DRY BULK MARKET ENTERS 2017 ON AN OPTIMISTIC NOTE
The year 2016 left with a positive feeling for the dry bulk market, which, even amid thin trading, managed to post a quick turnaround. For instance, in the Capesize segment, the quick gains were mainly to be seen in the Atlantic as interest prior to the final trading days before Christmas reached a spike and position lists seemed to favor the freight rate spike.
Things were also fairly positive in the Pacific, with a good flow of fresh interest helping clear out any open tonnage and pushing strong gains on the average earnings.
SA SHIPPING MARKET UNDER PRESSURE
South Africa’s shipping market is expected to remain under pressure in 2017, with import figures likely to be weaker after low third-quarter import numbers despite a strengthened rand.
After dismal first-quarter figures, the market had stabilised. But despite this, low growth figures were expected for the rest of 2016 and 2017.

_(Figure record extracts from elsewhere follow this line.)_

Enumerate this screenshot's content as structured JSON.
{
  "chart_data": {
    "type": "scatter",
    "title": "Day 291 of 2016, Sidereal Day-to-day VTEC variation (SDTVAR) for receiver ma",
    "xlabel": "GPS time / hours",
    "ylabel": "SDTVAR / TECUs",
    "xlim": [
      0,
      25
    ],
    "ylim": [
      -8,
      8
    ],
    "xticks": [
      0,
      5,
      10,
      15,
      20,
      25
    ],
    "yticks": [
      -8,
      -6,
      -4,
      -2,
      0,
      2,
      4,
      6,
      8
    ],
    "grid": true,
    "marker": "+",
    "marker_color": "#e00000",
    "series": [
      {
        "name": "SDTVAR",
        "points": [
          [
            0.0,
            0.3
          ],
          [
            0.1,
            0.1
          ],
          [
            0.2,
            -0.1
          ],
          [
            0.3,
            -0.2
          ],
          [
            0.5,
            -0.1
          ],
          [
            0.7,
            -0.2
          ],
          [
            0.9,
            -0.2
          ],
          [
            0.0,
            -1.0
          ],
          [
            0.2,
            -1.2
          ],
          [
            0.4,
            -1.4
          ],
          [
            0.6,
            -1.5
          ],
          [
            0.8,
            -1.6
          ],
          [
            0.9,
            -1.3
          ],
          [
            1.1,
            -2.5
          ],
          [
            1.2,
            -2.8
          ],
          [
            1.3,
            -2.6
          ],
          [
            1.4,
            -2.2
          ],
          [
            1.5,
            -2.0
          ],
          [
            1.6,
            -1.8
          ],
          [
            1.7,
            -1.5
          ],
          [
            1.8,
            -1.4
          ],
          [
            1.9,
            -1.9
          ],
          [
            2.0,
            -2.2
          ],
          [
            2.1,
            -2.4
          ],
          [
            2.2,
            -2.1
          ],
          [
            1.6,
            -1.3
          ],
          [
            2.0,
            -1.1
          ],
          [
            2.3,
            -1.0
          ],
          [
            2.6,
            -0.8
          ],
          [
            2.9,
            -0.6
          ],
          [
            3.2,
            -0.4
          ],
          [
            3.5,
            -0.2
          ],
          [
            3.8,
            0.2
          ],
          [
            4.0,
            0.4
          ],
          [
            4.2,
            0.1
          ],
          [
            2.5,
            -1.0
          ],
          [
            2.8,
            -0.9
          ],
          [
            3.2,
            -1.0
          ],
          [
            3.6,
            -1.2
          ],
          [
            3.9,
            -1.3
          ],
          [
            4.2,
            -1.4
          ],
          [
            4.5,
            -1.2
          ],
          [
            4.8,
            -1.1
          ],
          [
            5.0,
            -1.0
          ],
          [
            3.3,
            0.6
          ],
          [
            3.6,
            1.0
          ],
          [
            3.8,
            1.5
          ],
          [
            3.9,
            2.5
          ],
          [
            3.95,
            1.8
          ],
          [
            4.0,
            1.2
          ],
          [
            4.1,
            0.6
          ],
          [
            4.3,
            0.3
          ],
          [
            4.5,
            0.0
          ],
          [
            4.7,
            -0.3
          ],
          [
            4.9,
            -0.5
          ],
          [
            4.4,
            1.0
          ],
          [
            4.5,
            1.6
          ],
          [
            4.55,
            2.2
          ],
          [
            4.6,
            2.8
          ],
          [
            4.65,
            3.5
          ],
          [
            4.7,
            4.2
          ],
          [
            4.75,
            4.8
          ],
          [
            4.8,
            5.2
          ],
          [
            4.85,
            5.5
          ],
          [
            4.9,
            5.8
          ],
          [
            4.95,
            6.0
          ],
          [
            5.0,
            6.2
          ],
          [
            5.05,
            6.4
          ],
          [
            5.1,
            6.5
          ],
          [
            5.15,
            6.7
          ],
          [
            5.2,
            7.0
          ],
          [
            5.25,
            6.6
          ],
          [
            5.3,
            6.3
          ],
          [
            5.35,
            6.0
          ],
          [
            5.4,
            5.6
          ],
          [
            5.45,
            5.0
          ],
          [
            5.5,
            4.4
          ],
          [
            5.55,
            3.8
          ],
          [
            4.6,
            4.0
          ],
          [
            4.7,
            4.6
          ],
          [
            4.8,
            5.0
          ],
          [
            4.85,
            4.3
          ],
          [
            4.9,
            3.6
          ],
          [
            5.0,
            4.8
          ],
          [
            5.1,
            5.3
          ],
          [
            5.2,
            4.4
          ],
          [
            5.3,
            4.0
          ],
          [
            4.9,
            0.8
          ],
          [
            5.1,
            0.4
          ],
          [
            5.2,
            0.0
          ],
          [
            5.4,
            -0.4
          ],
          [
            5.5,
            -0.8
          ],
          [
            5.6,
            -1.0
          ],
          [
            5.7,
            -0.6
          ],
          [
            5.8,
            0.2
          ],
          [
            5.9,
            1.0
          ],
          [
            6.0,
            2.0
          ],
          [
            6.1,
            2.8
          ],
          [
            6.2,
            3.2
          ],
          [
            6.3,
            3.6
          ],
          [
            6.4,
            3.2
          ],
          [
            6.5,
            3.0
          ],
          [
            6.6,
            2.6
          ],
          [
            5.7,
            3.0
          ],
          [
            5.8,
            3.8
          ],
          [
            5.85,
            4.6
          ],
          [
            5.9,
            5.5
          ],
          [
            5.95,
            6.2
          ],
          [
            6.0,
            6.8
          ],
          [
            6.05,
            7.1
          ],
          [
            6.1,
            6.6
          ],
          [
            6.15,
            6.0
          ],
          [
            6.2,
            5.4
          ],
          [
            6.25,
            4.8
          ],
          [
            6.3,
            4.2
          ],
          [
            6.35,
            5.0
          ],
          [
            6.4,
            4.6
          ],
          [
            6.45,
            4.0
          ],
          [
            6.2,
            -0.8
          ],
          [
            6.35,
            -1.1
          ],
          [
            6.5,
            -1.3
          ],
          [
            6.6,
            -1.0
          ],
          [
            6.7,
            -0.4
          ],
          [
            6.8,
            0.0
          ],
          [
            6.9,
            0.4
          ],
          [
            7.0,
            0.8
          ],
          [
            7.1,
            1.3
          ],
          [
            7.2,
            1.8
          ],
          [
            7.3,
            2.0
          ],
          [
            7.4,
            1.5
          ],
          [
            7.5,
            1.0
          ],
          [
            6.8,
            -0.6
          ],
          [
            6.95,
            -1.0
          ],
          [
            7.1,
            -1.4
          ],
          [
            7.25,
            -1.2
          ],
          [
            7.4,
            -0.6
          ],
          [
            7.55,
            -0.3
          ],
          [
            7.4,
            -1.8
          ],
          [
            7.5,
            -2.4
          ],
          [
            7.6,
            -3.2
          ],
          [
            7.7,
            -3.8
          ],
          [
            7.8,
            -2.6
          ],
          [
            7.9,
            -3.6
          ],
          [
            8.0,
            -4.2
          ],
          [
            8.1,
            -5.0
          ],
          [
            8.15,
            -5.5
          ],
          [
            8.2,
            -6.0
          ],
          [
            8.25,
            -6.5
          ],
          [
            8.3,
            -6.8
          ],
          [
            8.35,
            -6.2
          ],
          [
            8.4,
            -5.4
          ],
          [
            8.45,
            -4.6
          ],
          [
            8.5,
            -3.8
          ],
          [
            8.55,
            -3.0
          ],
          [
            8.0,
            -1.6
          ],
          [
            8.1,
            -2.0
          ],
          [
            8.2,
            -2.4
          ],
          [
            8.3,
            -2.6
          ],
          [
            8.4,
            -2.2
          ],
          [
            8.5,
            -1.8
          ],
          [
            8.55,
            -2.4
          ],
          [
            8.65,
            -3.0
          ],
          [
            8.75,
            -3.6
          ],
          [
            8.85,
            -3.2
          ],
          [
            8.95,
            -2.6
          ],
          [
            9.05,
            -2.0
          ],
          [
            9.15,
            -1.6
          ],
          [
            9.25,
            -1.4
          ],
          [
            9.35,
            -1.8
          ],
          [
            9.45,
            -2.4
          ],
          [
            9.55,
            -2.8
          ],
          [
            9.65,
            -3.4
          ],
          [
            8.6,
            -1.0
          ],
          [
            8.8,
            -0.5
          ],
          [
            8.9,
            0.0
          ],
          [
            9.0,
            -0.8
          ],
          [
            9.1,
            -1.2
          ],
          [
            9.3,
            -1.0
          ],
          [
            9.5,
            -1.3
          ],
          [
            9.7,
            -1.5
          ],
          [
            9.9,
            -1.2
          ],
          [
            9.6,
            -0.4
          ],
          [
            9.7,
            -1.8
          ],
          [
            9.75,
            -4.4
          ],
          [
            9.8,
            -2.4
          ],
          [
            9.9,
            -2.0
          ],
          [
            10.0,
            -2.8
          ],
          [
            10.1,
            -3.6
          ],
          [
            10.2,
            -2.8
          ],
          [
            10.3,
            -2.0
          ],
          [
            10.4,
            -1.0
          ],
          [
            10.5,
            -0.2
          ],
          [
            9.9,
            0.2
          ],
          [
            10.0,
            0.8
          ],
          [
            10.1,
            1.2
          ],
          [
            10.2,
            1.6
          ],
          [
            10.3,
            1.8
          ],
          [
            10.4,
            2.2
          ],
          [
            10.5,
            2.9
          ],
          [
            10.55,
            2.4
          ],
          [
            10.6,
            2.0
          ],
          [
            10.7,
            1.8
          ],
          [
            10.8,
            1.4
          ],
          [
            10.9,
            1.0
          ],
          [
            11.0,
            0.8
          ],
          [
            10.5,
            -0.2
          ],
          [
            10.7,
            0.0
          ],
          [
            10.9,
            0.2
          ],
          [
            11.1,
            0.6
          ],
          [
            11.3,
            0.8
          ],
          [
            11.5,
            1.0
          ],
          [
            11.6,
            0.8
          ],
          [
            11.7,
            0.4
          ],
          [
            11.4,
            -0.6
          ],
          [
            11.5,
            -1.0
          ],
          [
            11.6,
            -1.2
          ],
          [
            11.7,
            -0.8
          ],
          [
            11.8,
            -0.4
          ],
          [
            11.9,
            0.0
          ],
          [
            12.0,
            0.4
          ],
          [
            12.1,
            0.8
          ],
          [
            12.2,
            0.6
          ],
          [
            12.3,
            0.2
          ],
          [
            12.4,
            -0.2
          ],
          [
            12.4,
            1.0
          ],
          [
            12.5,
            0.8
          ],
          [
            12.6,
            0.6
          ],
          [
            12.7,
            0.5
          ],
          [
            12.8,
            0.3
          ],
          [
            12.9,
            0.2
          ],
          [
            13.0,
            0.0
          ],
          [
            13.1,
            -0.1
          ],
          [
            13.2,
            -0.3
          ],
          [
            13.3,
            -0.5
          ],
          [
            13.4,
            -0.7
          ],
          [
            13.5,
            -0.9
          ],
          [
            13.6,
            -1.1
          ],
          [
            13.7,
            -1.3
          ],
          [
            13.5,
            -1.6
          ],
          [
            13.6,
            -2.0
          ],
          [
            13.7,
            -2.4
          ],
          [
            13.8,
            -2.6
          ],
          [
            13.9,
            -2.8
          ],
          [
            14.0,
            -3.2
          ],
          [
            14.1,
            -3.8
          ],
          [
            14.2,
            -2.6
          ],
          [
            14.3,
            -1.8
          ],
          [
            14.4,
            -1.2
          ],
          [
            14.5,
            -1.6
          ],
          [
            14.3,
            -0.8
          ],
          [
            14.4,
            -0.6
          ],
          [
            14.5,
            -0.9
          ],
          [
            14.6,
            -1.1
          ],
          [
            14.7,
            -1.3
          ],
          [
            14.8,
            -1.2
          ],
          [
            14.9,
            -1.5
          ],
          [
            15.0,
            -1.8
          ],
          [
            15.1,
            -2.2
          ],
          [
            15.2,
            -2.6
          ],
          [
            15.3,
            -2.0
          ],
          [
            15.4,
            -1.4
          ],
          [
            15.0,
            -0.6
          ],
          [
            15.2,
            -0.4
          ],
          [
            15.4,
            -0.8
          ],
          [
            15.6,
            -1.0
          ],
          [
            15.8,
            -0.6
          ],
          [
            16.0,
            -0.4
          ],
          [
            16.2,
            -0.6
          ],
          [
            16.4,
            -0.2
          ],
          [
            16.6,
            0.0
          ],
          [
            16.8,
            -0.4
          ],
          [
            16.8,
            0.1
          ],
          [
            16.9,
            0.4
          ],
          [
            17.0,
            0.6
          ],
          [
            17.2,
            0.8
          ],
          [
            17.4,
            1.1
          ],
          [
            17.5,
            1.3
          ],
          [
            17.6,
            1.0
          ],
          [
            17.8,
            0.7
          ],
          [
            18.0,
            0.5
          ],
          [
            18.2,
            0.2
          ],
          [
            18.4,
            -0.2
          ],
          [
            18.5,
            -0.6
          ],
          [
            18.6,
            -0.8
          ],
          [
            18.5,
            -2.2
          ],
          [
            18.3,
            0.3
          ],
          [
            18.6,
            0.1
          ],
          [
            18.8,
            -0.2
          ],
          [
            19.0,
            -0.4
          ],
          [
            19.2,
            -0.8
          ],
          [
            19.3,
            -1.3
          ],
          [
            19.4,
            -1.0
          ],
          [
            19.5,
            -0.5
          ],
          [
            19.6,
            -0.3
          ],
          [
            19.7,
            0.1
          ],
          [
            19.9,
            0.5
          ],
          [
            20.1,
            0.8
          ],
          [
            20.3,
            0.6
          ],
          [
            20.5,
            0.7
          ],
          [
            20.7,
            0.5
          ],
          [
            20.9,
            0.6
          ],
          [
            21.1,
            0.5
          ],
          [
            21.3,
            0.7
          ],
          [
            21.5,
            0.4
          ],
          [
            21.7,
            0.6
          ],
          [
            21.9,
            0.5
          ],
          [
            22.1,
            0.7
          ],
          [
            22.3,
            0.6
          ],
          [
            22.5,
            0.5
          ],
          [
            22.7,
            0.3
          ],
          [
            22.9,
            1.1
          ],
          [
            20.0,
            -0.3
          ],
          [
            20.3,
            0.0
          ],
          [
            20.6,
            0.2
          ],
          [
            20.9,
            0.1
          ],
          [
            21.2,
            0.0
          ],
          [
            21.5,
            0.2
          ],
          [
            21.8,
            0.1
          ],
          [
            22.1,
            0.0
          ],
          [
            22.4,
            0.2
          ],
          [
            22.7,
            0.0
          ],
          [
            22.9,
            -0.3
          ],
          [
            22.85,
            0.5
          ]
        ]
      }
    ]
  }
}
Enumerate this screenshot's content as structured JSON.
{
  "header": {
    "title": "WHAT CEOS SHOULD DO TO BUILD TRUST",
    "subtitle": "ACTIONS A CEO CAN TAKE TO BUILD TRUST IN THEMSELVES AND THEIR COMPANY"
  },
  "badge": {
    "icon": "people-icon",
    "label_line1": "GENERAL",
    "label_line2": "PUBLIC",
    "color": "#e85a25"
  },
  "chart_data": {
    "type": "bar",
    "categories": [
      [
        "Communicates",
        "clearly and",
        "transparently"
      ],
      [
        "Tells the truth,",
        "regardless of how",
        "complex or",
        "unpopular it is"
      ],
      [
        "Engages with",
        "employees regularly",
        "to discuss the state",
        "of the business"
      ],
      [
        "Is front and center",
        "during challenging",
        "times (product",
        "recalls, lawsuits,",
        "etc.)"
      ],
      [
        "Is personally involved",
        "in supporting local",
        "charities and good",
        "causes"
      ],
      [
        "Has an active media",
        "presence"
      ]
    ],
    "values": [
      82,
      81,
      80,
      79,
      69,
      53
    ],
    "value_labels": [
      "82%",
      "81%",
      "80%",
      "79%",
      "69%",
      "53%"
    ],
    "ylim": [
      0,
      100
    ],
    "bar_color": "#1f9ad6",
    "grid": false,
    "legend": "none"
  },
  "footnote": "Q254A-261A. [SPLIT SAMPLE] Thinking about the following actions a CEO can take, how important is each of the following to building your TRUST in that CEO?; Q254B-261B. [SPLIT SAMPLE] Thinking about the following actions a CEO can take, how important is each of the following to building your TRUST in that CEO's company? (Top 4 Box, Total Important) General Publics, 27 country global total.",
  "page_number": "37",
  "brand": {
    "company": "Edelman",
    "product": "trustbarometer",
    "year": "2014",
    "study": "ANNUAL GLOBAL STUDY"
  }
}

CHILAHATI LAND PORT REMAINS INOPERATIVE
Thousands of people in Nilphamari have been suffering a lot as Chilahati land port in the district has remained closed since 1965.
According to the port source, the land port was established in Chilahati of Domar upazila under the district in 1960. A custom office was set up then in the area as huge amount of goods had been imported and exported through the port.
During India-Pakistan war in 1965 the land port was declared closed but the custom office remained operative. But in 2002 the custom office was also declared closed. According to another source, the activities of Chilahati-Holdibari land port were in operation until the Indian authorities unilaterally closed their Holdibari land customs station in June 2002.
HAI PHONG PORT TAKING FEES FROM THIS YEAR
From January 1 2017, Hai Phong port Vietnam started collecting fees for using infrastructure, service facilities and public utilities from shipments at all ports in the city.
It is estimated that the city could earn up to VND1.5trn each year. Individuals and organizations that have shipments stored at bonded warehouses now must pay VND2.2m (USD97) to VND4.8m per container, depending on the load.
BABATNGON, A FUTURE TRANSSHIPMENT HUB
The Regional Development Council (RDC) has tagged the seaport in Babatngon, Leyte as the future transhipment hub in Eastern Visayas, approving a proposal to conduct a feasibility study for the wharf.
Aside from feasibility study, experts from the Philippine Ports Authority will also come up with a master plan of the Babatngon Port as Eastern Visayas’ regional transhipment hub. The study will kick off within the first quarter of the year and it will be completed within 2017.
The proposed development is not actually just a simple port. Part of the proposal is to build a cargo terminal holding and warehousing facility.
SHIPPING MARKET GETTING READY OF 0.50PC SULPHUR CAP
The goal has been clearly defined. Now it is time for stakeholders to prepare their game plan, and work together as a team to reach the goal.
Although we have a date for the global 0.50 percent sulphur cap for marine fuels under MARPOL Annex VI, there are some unknowns to deal with, so communication will be needed to allow everyone to adopt the strategies that will work best for them. Paraphrasing a famous quote by Donald Rumsfeld, there are several “know knowns” about the MARPOL Annex VI compliance options, but there’s also a few “known unknowns” and there may be some “unknown unknowns” surfacing along the way.